Generate_Parentheses.txt

Problem:Given n pairs of parentheses, write a function to generate all combinations of well-formed parentheses.

For example, given n = 3, a solution set is:

"((()))", "(()())", "(())()", "()(())", "()()()"

Solution:

class Solution {
public:
    void genParHelper(vector<string> &result, string s, int left, int right){
        if (left<0||right<0) return;
        if (left==0&&right==0){
        result.push_back(s);
        return;
        }
        if (left>0){
        left--;
        genParHelper(result,s+"(",left,right);
        left++;
        }
        if (left<right){
        right--;
        genParHelper(result,s+")",left,right);
        right++;
        }
    }

    vector<string> generateParenthesis(int n) {
        // Note: The Solution object is instantiated only once and is reused by each test case.
        vector<string> result;
        result.clear();
        string s;
        genParHelper(result,s,n,n);
        return result;
    }
};

REMARK:
1.IDEA:Idea is easy, we do in 2 cases:case1. When the number of left parentheses that we have left (left variable in the code) is greater or equal to the number of right parentheses that we left(right variable in the code), we can only insert  '(' as long as we have '(' left(like left>0 in the code).
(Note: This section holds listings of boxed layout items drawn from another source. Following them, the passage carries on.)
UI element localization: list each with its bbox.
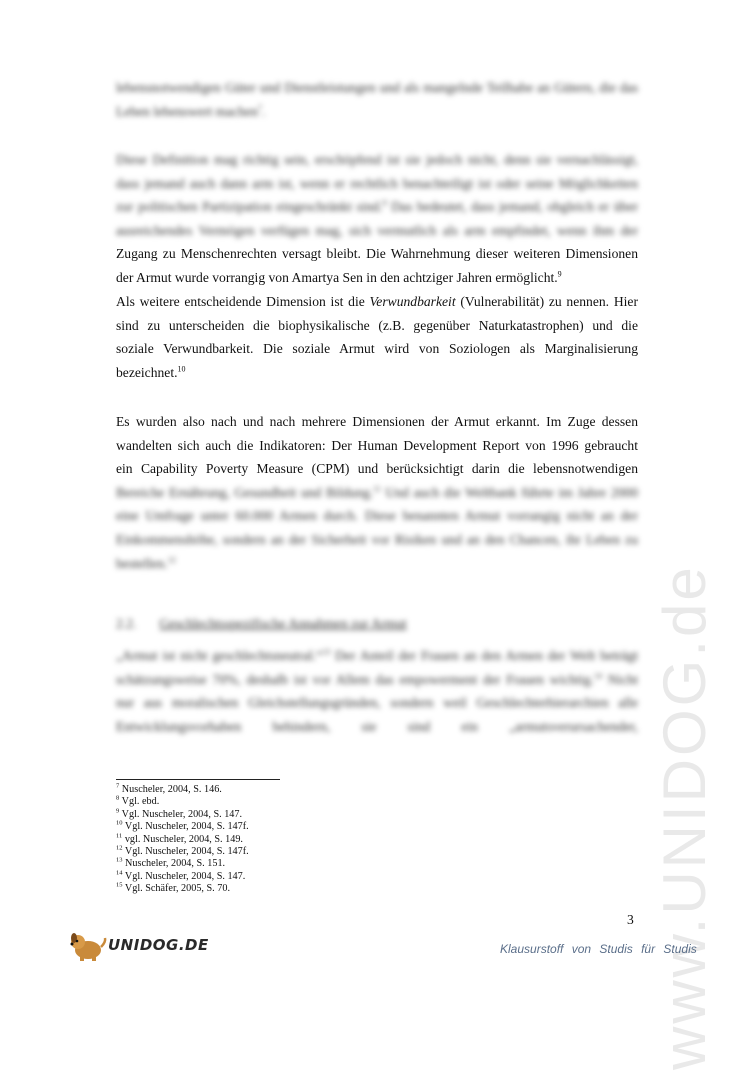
footnote: $^{12}$ Vgl. Nuscheler, 2004, S. 147f.: [116, 844, 249, 858]
footnote: $^{15}$ Vgl. Schäfer, 2005, S. 70.: [116, 881, 230, 895]
paragraph-indicators: Es wurden also nach und nach mehrere Dimensionen der Armut erkannt. Im Zuge dessen wandelten sich auch die Indikatoren: Der Human Development Report von 1996 gebraucht ein Capability Poverty Measure (CPM) und berücksichtigt darin die lebensnotwendigen Bereiche Ernährung, Gesundheit und Bildung.$^{11}$ Und auch die Weltbank führte im Jahre 2000 eine Umfrage unter 60.000 Armen durch. Diese benannten Armut vorrangig nicht an der Einkommenshöhe, sondern an der Sicherheit vor Risiken und an den Chancen, ihr Leben zu bestellen.$^{12}$: [116, 414, 638, 571]
footnote-divider: [116, 779, 280, 780]
page-number: 3: [627, 912, 634, 927]
dog-icon: [68, 930, 108, 962]
footnote: $^{10}$ Vgl. Nuscheler, 2004, S. 147f.: [116, 819, 249, 833]
paragraph-vulnerability: Als weitere entscheidende Dimension ist die Verwundbarkeit (Vulnerabilität) zu nennen. Hier sind zu unterscheiden die biophysikalische (z.B. gegenüber Naturkatastrophen) und die soziale Verwundbarkeit. Die soziale Armut wird von Soziologen als Marginalisierung bezeichnet.$^{10}$: [116, 294, 638, 380]
paragraph-gender: „Armut ist nicht geschlechtsneutral.“$^{13}$ Der Anteil der Frauen an den Armen der Welt beträgt schätzungsweise 70%, deshalb ist vor Allem das empowerment der Frauen wichtig.$^{14}$ Nicht nur aus moralischen Gleichstellungsgründen, sondern weil Geschlechterhierarchien alle Entwicklungsvorhaben behindern, sie sind ein „armutsverursachender,: [116, 647, 638, 734]
footnote: $^{13}$ Nuscheler, 2004, S. 151.: [116, 857, 226, 870]
section-heading: 2.2. Geschlechtsspezifische Annahmen zur Armut: [116, 616, 407, 631]
tagline: Klausurstoff von Studis für Studis: [500, 942, 697, 956]
footnote: $^9$ Vgl. Nuscheler, 2004, S. 147.: [116, 807, 243, 820]
footnote: $^{11}$ vgl. Nuscheler, 2004, S. 149.: [116, 832, 243, 845]
footnote: $^8$ Vgl. ebd.: [116, 795, 160, 808]
paragraph-definition: Diese Definition mag richtig sein, erschöpfend ist sie jedoch nicht, denn sie vernachlässigt, dass jemand auch dann arm ist, wenn er rechtlich benachteiligt ist oder seine Möglichkeiten zur politischen Partizipation eingeschränkt sind.$^8$ Das bedeutet, dass jemand, obgleich er über ausreichendes Vermögen verfügen mag, sich vermutlich als arm empfindet, wenn ihm der Zugang zu Menschenrechten versagt bleibt. Die Wahrnehmung dieser weiteren Dimensionen der Armut wurde vorrangig von Amartya Sen in den achtziger Jahren ermöglicht.$^9$: [116, 152, 639, 285]
watermark: www.UNIDOG.de: [651, 564, 718, 1070]
logo-text: UNIDOG.DE: [108, 936, 209, 954]
footnote: $^{14}$ Vgl. Nuscheler, 2004, S. 147.: [116, 869, 246, 882]
paragraph-blurred-intro: lebensnotwendigen Güter und Dienstleistungen und als mangelnde Teilhabe an Gütern, die das Leben lebenswert machen$^7$.: [116, 80, 638, 119]
footnote: $^7$ Nuscheler, 2004, S. 146.: [116, 782, 222, 795]
unidog-logo[interactable]: [68, 930, 209, 962]
footnotes: [116, 784, 249, 896]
Eg, if we have left (()) or ((), we can only insert (;case2. only when left<right,# of '(' we left is strictly less than # of ')'that we left, we can insert ')'.
2.Tricky bug: here is my original code with bug in it, can you find that?
void genParHelper(vector<string> &result, string s, int left, int right){
        if (left<0||right<0) return;
        if (left==0&&right==0){
        result.push_back(s);
        return;
        }
        if (left>0){
        left--;
        genParHelper(result,s+"(",left,right);
        left++;
        }
        if (left<right){
        right--;
        genParHelper(result,s+")",left,right);
        right++;
        }
    }

Bug is, in this problem, whenever you come back from recursion, you need to restore the variable s,left, and right.
Here is a neat solution by jinil:
class Solution {
public:
    vector<string> ans;
    void generate(string cur, int left, int right, int n){
        if(left==n && right==n){
            ans.push_back(cur);
            return;
        }        
        if(left<n)  generate(cur+'(', left+1, right, n);
        if(left>right)  generate(cur+')', left, right+1, n);
    }

    vector<string> generateParenthesis(int n) {
        ans.clear();
        string cur;
        generate(cur, 0, 0, n);        
        return ans;
    }
};